The collaboration will combine NVIDIA’s expertise in AI and accelerated computing with Nokia’s radio access network (RAN) technology to build an AI-native platform for 5G-Advanced and future 6G networks. The companies said the initiative will allow telecom providers to improve network performance, reduce energy use, and deliver new AI-driven services at the network edge.
“Built on NVIDIA CUDA and AI, AI-RAN will revolutionize telecommunications — a generational platform shift that empowers the United States to regain global leadership in this vital infrastructure technology,” said Jensen Huang, founder and CEO of NVIDIA.
Under the agreement, Nokia will incorporate NVIDIA’s Aerial RAN Computer Pro (ARC-Pro) into its AirScale baseband portfolio. ARC-Pro is a 6G-ready platform that combines computing, connectivity, and sensing functions, enabling telecom providers to move from 5G-Advanced to 6G through software upgrades rather than full hardware replacement.
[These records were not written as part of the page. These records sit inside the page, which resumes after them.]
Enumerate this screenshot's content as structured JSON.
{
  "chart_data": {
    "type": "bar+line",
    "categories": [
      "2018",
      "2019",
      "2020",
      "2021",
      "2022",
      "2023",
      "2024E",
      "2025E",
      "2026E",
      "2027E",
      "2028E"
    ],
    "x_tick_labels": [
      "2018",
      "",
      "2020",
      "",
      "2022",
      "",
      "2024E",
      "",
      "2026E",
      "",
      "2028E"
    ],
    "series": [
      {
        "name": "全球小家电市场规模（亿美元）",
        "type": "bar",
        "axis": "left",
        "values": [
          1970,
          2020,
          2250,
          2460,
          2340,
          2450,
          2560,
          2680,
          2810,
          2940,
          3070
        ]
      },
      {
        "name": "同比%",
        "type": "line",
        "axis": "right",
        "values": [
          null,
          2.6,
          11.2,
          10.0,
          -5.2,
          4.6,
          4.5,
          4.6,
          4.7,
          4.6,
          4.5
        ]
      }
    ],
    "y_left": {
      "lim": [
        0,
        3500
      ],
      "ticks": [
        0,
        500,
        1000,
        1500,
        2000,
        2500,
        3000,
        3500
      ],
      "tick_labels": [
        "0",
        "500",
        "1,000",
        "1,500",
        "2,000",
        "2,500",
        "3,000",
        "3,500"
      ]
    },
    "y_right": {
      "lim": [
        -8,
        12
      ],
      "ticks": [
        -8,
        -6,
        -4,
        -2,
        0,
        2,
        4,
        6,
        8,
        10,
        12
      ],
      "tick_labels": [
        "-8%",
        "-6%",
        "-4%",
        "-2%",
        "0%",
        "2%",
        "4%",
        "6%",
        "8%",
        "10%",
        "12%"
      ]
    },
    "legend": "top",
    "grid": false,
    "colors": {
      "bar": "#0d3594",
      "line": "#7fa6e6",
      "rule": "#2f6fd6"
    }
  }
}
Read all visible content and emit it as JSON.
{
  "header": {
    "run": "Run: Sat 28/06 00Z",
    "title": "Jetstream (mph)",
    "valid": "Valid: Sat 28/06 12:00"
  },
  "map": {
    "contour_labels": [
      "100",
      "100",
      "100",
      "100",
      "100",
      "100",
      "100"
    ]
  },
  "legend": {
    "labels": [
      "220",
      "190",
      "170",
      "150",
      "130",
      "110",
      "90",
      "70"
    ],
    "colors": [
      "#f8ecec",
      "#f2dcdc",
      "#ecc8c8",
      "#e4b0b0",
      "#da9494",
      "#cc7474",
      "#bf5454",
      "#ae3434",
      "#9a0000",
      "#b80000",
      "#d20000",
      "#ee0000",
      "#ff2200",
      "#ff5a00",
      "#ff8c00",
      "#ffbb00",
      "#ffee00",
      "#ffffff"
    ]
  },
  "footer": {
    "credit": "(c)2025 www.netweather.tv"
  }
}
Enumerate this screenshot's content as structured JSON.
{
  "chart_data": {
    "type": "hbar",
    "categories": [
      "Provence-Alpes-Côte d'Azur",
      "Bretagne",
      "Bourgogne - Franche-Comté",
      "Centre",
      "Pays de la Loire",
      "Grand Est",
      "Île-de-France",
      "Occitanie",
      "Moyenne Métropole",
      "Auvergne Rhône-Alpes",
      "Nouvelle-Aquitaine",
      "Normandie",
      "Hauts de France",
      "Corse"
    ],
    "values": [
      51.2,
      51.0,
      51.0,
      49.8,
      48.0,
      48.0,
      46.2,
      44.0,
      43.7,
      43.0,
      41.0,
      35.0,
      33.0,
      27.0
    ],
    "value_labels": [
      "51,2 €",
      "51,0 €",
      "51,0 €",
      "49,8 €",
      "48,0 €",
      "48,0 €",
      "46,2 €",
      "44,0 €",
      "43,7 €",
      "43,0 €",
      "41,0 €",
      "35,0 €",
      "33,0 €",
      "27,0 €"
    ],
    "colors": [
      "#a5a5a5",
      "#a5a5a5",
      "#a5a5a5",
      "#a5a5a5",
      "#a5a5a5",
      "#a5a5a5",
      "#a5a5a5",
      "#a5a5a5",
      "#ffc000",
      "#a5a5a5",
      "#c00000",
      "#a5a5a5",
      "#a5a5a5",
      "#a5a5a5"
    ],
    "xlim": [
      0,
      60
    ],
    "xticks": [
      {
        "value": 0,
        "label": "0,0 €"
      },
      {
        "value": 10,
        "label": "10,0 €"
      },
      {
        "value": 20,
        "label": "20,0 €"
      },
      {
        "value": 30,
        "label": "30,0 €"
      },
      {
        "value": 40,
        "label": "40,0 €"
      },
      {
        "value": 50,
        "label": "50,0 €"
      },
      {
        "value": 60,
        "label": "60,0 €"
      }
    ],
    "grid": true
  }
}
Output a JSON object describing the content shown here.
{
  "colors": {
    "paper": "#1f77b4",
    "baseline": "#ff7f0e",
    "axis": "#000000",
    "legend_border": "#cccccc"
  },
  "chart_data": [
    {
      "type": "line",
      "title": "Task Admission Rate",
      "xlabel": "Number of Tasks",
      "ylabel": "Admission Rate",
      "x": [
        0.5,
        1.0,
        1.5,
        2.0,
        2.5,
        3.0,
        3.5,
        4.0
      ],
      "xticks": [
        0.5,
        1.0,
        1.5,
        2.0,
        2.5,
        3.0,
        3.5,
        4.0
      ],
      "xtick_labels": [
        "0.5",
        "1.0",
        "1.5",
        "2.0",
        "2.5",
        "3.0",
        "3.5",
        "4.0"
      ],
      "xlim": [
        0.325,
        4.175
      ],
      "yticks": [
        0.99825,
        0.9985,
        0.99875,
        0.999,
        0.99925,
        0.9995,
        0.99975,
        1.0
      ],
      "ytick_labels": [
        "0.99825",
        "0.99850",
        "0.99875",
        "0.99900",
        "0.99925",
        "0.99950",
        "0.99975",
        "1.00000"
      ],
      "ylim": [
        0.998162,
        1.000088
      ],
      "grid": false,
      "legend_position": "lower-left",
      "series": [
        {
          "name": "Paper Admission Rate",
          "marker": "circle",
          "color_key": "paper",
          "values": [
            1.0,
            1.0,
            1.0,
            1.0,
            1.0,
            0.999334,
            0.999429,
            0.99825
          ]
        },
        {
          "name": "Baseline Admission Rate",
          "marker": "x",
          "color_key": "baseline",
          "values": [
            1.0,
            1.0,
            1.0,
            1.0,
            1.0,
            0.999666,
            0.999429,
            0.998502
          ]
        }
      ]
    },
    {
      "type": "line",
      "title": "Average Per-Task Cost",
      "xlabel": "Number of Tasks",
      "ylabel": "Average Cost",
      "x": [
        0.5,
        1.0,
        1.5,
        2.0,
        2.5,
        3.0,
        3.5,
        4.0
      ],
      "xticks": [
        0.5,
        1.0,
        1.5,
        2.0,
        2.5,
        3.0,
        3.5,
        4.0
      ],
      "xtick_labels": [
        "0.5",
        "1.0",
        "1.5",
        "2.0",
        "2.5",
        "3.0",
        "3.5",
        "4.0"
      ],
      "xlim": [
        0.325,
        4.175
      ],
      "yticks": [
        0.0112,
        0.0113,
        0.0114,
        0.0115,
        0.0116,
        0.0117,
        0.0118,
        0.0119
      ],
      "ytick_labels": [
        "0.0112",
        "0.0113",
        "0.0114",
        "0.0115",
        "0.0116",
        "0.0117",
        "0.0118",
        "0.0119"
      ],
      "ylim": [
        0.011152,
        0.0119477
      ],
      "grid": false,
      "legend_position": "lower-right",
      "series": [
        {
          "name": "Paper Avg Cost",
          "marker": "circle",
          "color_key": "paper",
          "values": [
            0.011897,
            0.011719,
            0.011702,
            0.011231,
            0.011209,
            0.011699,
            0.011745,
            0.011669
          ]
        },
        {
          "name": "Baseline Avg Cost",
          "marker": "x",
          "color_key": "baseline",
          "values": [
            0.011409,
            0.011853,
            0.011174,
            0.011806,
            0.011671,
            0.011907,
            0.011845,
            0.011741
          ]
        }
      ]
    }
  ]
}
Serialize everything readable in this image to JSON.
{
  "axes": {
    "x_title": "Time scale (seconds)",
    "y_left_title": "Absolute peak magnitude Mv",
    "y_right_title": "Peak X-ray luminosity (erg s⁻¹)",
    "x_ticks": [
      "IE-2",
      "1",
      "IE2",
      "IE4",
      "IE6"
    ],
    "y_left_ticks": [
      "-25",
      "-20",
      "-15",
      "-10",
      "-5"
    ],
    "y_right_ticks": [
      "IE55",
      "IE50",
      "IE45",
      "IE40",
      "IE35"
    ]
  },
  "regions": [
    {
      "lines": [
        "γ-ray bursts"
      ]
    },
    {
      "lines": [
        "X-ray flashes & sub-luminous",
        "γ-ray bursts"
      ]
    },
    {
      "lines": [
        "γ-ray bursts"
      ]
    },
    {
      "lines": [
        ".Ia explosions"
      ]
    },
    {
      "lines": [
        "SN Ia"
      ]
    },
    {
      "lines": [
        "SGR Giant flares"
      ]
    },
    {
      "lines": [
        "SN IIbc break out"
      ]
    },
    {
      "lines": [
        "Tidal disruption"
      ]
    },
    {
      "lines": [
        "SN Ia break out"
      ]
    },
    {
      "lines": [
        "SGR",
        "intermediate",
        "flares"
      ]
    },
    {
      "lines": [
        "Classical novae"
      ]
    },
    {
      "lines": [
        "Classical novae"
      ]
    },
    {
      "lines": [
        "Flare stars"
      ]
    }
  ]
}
“The next leap in telecom isn’t just from 5G to 6G — it’s a fundamental redesign of the network to deliver AI-powered connectivity, capable of processing intelligence from the data center all the way to the edge,” said Justin Hotard, president and CEO, Nokia. “Our partnership with NVIDIA, and their investment in Nokia, will accelerate AI-RAN innovation to put an AI data center into everyone’s pocket.”
T-Mobile US will work with both companies to test and validate AI-RAN technologies as part of its 6G research and development. Field trials are expected to begin in 2026 to evaluate network performance and energy efficiency.
The companies explained AI-RAN unifies AI and radio access workloads on a single, software-defined infrastructure, allowing operators to serve growing generative AI and edge computing traffic alongside traditional network functions. The platform will also enable faster innovation cycles and improve the use of existing network assets.